This section provides examples on how to use Batch Tool. In the following examples, the default character set is UTF-8 and commas (,) are used as file delimiters.

  1. Export data from the customer table in the tpch database in sharding mode.
    1. Use the default settings. The number of files equals the number of table shards.
      java -jar batch-tool.jar -P 3306 -h 127.0.XX.XX -u user_**** -p 12**** -D tpch -o export -t customer -s ,
    2. Export data to three files.
      java -jar batch-tool.jar -P 3306 -h 127.0.XX.XX -u user_**** -p 12**** -D tpch -o export -t customer -s , -F 3
    3. Export data to multiple files. Each file can contain a maximum of 100,000 rows.
      java -jar batch-tool.jar -P 3306 -h 127.0.XX.XX -u user_**** -p 12**** -D tpch -o export -t customer -s , -L 100000
    4. Add a WHERE condition and use the default settings for other configurations.
      java -jar batch-tool.jar -P 3306 -h 127.0.XX.XX -u user_**** -p 12**** -D tpch -o export -t customer -s , -w "c_nationkey=10"
    5. Add quotations if the text contains delimiters. Use the default settings for other configurations.
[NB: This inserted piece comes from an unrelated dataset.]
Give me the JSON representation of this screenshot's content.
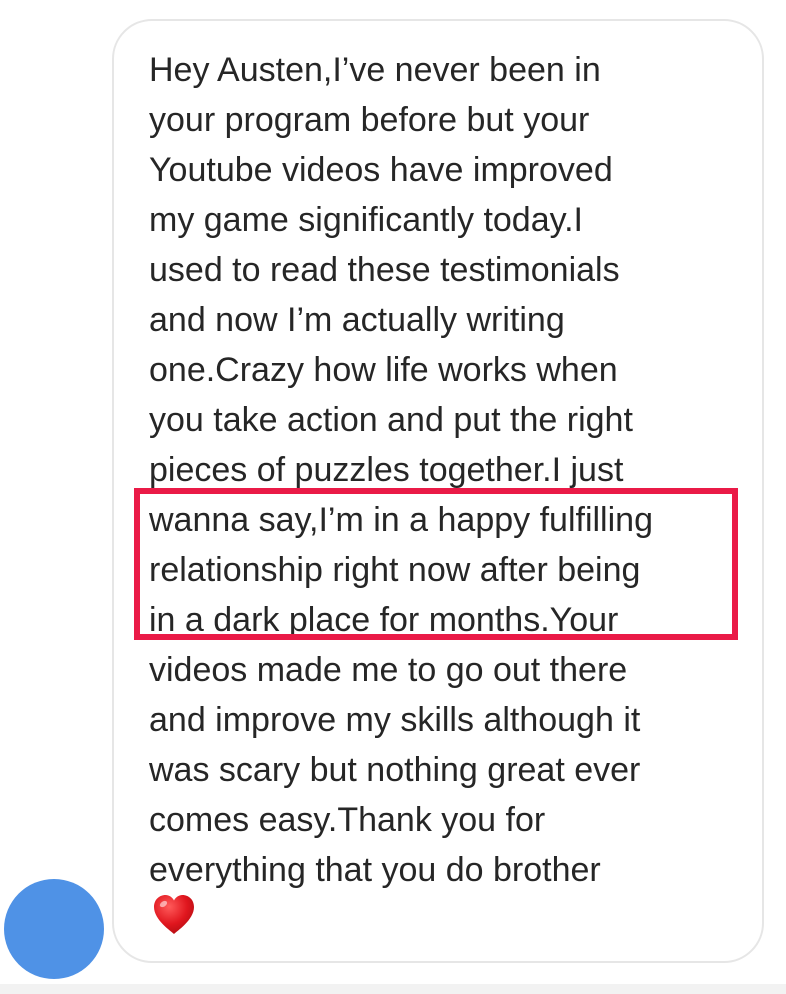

      java -jar batch-tool.jar -P 3306 -h 127.0.XX.XX -u user_**** -p 12**** -D tpch -o export -t customer -s , -quote force
  2. Import one or more CSV files into the lineitem table in the tpch database in sharding mode. The tpch database and the lineitem table have been created.
    1. Import one CSV file.
      java -jar batch-tool.jar -P 3306 -h 127.0.XX.XX -u user_**** -p 12**** -D tpch -o import -t customer -s , -f "./data/lineitem.tbl"
    2. Import all CSV files in the specified folder.
      java -jar batch-tool.jar -P 3306 -h 127.0.XX.XX -u user_**** -p 12**** -D tpch -o import -t customer -s , -dir "./data/lineitem/"